The report() function explores the alternative space. It creates a bunch of alternative mechanics, and then ranks them by the score computation.

In some cases, the best fit also involves a big handful of dice. A slightly worse fit may involve substantially fewer dice. It’s not a simple matter of picking the “best” fit; it also has to be reasonably useful by actual players.

def report(outcomes: int = 5, max_dice: int | None = None):
    """
    Locate optimal Mechanics for a given number of outcomes.
    This prints a summary of each mechanic considered.

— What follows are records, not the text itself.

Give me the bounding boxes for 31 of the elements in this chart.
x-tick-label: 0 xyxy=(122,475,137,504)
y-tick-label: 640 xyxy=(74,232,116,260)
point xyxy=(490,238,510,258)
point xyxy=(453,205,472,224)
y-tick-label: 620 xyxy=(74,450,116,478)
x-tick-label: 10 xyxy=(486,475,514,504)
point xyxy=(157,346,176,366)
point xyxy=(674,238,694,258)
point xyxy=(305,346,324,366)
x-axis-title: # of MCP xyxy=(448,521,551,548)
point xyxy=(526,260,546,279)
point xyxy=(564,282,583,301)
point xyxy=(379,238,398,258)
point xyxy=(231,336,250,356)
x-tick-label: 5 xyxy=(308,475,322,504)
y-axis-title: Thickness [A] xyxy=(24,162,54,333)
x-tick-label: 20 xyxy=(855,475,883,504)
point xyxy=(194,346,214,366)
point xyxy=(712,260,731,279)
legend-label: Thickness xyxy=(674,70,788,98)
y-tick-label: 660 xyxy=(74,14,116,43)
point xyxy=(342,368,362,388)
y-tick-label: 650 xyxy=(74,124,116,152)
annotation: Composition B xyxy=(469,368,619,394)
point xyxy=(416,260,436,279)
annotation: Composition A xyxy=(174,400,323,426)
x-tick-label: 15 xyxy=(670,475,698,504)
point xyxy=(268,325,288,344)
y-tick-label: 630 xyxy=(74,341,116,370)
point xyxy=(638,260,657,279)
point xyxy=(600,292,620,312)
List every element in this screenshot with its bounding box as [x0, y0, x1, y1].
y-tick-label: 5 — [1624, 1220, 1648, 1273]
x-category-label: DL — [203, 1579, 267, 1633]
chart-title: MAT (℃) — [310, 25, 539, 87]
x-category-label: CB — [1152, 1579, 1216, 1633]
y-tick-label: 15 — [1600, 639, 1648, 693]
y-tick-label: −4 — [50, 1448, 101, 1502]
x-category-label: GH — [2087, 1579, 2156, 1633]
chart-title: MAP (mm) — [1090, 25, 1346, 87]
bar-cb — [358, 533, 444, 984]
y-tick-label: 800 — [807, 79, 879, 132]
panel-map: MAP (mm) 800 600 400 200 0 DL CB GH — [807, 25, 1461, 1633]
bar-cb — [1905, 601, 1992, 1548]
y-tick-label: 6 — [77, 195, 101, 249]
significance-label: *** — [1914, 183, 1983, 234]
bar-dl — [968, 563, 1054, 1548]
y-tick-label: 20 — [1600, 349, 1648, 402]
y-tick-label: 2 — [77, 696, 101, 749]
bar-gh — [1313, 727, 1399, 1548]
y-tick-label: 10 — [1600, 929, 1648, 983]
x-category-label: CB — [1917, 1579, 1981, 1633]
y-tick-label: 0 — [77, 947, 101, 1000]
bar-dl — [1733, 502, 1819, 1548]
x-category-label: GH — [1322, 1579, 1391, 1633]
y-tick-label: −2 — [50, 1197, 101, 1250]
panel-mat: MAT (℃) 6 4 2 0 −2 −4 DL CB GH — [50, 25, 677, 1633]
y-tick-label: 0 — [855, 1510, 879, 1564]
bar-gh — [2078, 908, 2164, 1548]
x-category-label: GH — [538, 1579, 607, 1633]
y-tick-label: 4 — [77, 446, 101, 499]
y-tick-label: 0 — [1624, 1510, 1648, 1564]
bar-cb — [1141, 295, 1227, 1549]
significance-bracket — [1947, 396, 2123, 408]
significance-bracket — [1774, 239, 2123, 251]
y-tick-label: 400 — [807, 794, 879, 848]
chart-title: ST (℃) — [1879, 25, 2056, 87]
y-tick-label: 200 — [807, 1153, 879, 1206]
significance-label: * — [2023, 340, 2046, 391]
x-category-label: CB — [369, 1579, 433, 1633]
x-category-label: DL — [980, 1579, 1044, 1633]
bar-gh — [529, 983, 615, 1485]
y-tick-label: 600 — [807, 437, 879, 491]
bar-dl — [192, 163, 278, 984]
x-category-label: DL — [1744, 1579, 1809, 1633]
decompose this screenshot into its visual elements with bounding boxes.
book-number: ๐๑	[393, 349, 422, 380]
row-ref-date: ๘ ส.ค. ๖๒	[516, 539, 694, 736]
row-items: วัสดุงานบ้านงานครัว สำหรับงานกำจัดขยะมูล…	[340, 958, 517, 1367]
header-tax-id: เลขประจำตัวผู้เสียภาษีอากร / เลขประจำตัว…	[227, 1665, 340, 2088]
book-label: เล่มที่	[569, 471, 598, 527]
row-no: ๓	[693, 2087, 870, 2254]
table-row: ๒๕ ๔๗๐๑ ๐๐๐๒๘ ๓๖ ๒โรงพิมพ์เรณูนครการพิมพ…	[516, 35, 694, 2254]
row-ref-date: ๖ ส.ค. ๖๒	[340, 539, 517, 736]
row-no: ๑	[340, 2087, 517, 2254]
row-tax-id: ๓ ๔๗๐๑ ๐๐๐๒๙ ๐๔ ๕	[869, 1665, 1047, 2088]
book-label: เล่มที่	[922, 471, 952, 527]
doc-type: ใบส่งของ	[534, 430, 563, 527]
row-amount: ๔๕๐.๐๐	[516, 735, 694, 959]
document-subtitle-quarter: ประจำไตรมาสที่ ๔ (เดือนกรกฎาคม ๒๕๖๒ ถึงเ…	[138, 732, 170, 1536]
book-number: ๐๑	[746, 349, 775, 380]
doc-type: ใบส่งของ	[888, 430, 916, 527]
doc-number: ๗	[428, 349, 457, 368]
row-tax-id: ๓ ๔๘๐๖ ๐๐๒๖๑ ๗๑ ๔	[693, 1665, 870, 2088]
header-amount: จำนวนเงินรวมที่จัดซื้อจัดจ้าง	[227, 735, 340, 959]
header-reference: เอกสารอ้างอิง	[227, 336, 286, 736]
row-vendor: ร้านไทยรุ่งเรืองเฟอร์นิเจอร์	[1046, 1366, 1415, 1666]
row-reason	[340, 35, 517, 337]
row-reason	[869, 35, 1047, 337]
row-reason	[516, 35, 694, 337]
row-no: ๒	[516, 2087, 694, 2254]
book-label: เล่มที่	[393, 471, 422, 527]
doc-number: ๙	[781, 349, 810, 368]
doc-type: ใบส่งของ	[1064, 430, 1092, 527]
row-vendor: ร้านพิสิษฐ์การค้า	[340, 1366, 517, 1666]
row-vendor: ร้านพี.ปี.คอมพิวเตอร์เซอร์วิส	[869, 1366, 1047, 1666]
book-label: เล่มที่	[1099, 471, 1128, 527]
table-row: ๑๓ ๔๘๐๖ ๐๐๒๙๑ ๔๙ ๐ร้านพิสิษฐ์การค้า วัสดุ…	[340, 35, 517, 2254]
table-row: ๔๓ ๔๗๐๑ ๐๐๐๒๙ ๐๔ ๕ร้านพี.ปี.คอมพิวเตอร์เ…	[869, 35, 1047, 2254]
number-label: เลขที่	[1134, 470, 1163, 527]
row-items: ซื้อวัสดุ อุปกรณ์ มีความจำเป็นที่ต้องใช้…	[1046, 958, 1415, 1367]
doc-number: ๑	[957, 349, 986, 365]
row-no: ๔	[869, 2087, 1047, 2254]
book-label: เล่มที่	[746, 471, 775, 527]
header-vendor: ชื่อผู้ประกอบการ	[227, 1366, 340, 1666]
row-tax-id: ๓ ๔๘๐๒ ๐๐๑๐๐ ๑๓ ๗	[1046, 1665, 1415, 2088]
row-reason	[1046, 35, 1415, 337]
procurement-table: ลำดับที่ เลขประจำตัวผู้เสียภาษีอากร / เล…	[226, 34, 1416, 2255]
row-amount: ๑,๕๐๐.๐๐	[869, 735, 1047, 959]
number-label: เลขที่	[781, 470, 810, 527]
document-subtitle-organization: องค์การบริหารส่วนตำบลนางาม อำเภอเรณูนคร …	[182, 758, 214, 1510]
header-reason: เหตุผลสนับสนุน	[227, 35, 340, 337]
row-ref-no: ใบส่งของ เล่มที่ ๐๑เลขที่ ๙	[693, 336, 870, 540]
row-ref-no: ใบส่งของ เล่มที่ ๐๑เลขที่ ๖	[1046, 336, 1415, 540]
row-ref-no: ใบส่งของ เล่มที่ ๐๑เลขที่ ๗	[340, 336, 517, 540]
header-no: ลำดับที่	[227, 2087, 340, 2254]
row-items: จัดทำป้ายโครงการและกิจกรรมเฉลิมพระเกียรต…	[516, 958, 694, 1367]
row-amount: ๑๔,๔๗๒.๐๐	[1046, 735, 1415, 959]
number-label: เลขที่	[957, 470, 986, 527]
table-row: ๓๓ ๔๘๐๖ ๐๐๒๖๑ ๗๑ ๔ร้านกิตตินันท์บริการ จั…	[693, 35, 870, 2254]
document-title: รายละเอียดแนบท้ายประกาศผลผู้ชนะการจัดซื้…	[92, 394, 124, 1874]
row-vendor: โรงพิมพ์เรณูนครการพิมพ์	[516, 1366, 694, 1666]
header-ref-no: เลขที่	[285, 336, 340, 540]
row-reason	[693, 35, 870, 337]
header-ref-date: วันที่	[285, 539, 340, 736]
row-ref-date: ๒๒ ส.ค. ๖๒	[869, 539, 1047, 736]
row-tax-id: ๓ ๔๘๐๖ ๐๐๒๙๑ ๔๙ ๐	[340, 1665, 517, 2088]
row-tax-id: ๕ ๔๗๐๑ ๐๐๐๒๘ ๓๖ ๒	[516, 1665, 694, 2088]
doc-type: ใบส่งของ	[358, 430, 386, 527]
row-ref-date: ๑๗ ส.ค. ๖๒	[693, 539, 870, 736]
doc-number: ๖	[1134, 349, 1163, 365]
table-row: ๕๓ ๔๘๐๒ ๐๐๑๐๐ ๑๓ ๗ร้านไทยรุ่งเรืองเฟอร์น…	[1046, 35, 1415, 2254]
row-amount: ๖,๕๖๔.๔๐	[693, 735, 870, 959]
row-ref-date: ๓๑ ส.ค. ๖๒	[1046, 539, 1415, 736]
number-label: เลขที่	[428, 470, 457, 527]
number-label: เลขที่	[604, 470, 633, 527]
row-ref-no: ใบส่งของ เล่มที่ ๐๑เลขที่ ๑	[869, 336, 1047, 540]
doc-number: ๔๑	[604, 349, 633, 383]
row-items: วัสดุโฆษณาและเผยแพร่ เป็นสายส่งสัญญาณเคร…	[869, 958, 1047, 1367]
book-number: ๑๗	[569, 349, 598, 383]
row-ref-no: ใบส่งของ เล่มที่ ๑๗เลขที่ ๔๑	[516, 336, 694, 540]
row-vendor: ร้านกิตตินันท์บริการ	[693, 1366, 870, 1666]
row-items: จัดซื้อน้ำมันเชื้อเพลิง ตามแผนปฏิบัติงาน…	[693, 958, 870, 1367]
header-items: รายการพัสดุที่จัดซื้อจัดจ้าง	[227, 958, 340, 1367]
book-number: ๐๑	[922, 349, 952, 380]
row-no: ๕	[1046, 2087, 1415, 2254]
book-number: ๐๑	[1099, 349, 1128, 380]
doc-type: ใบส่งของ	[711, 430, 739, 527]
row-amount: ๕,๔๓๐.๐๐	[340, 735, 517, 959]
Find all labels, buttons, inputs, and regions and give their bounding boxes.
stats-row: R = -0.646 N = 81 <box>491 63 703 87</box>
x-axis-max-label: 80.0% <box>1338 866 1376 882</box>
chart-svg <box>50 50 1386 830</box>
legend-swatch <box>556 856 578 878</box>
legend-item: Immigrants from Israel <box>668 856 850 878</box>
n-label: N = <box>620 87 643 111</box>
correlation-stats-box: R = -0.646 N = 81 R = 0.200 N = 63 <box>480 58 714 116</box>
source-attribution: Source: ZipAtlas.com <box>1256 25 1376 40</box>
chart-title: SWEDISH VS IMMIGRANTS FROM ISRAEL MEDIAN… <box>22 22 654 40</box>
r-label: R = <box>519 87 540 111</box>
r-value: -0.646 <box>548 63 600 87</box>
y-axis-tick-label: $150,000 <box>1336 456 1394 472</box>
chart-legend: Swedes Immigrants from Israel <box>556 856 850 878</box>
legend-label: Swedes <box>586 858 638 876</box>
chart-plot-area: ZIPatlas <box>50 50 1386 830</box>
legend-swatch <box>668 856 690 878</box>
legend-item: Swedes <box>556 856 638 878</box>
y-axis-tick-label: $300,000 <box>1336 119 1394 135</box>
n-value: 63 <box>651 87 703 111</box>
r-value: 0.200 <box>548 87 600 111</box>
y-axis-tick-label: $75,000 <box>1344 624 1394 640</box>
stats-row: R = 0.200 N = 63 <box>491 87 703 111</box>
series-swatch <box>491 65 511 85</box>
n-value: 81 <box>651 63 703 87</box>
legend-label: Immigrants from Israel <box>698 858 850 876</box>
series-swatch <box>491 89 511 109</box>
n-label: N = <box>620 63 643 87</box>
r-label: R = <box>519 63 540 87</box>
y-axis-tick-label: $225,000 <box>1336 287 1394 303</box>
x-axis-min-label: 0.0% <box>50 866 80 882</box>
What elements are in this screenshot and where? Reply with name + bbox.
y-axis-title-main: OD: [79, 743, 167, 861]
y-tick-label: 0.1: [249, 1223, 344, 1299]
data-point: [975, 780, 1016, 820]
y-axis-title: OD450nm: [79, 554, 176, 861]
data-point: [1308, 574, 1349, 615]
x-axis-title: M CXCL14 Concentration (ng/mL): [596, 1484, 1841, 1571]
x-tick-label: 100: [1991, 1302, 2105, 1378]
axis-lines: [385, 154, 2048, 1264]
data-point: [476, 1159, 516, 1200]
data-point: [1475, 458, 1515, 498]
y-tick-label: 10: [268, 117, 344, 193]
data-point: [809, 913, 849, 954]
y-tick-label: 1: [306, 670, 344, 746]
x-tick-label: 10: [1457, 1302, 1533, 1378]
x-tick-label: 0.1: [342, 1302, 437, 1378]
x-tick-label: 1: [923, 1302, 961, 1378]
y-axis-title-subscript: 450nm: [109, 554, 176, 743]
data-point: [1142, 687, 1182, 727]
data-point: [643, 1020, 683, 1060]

    :param outcomes: Number of distinct, equal-probability outcomes
    :param max_dice: Maximum number of dice to consider, the default is the number of outcomes.
    """
    mechanics = [
        make_mechanic(outcomes, n_dice)
        for n_dice in range(2, max_dice or outcomes+1)
    ]
    for m in sorted(mechanics, key=lambda m: m.score):
        print(f"{m.result_size} choices with {m.n_dice}D")
        print(f"| roll | result | frequency | error |")
        print(f"| ---- | ------ | --------- | ----- |")
        expected = 1 / outcomes
        for dr in m.mapping:
            actual = dr.total / m.total_size
            print(f"| {dr.low}-{dr.high} | {dr.map_to} | {actual:.1%} | {actual - expected:.1%} |")
        print(f"{m.score=:.3f} {m.max_error=:.1%}")
        print()

Let’s use this report() function to compute a number of different kinds of equal-probability mechanics.

report(5)

5 choices with 4D
| roll | result | frequency | error |
| ---- | ------ | --------- | ----- |
| 4-10 | 0 | 15.9% | -4.1% |
| 11-12 | 1 | 17.7% | -2.3% |
| 13-14 | 2 | 22.1% | 2.1% |
| 15-16 | 3 | 20.4% | 0.4% |
| 17-24 | 4 | 23.9% | 3.9% |
m.score=0.004 m.max_error=-4.1%

5 choices with 3D
| roll | result | frequency | error |
| ---- | ------ | --------- | ----- |
| 3-7 | 0 | 16.2% | -3.8% |
| 8-9 | 1 | 21.3% | 1.3% |
| 10-10 | 2 | 12.5% | -7.5% |
| 11-12 | 3 | 24.1% | 4.1% |
| 13-18 | 4 | 25.9% | 5.9% |
m.score=0.012 m.max_error=-7.5%

5 choices with 5D
| roll | result | frequency | error |
| ---- | ------ | --------- | ----- |
| 5-13 | 0 | 15.2% | -4.8% |
| 14-16 | 1 | 24.8% | 4.8% |
| 17-17 | 2 | 10.0% | -10.0% |
| 18-20 | 3 | 27.9% | 7.9% |
| 21-30 | 4 | 22.1% | 2.1% |
m.score=0.021 m.max_error=-10.0%

5 choices with 2D
| roll | result | frequency | error |
| ---- | ------ | --------- | ----- |
| 2-4 | 0 | 16.7% | -3.3% |
| 5-5 | 1 | 11.1% | -8.9% |
| 6-7 | 2 | 30.6% | 10.6% |
| 8-8 | 3 | 13.9% | -6.1% |
| 9-12 | 4 | 27.8% | 7.8% |
m.score=0.030 m.max_error=10.6%

We'll omit all the other experiments we ran to fill in the TL;DR table up front.